There are many reasons to visit the new Whitney Museum including enjoying the art in the spacious and inviting galleries; the Renzo Piano architecture; and the views from the 7th and 8th floor terraces. But what I was not expecting was to see Jacob Lawrence’s War Series. Lawrence (1917-2000) was an Africa-American painter known for his depiction of African-American life. He’s best known for his narrative collections that he painted in story format using blacks and browns juxtaposed with vivid colors.
Lawrence served in the United States Coast Guard during World War II. The fourteen panel War Series describes his first-hand “sense of regimentation, community, and displacement” that he experienced during his service. The “story” alternates between vertical and horizontal formats, literal and abstract depictions; and individuals and groups. The series supports Lawrence’s belief that one cannot “tell a story in a single painting.”

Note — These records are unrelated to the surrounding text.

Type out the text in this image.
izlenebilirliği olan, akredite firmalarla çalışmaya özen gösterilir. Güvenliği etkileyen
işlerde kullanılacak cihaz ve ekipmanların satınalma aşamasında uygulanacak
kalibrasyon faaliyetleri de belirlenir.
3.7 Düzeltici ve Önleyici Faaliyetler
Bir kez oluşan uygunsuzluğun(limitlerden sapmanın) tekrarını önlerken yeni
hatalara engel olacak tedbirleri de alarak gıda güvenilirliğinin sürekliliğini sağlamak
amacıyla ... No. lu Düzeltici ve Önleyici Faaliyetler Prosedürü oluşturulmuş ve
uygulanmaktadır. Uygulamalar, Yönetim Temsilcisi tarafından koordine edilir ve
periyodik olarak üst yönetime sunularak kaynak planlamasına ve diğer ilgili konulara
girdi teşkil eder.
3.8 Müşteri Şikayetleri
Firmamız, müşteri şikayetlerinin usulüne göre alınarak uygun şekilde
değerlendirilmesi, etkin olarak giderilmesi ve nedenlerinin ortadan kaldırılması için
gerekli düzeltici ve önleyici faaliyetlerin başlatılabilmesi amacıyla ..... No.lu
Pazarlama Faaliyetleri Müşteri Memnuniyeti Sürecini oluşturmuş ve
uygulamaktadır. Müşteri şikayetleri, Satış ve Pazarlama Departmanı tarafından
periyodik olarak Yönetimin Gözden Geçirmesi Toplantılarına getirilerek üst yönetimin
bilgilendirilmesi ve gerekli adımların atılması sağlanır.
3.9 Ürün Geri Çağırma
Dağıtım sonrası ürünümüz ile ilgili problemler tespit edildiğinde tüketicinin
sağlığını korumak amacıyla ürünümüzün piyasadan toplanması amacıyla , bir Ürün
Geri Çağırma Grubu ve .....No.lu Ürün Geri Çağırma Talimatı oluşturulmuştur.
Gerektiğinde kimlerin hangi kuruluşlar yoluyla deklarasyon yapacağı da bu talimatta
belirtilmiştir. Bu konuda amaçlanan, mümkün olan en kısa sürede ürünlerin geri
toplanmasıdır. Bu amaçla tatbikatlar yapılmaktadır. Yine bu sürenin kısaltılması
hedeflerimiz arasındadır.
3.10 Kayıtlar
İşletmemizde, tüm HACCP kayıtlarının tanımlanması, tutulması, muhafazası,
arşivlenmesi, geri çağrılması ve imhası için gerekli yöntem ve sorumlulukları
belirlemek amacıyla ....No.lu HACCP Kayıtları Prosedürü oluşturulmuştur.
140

I’m not sure I would have examined these as closely had I not experienced Lawrence’s equally compelling Migration Series on view at the MoMA. Created in 1941, The Migration Series tells the story of the Great Migration, the multi-decade mass movement of African Americans from the rural South to the urban North that started around 1915. The series is comprised of 60 small tempera paintings with text captions that read like a children’s story book. The color palettes in the two series are very similar, but the text in the Migration Series is much more evocative. It’s the first time all 60 panels have been shown together.
The Migration Series is only on view until September 7th while The War Series is, for now, in one of the Whitney’s permanent galleries.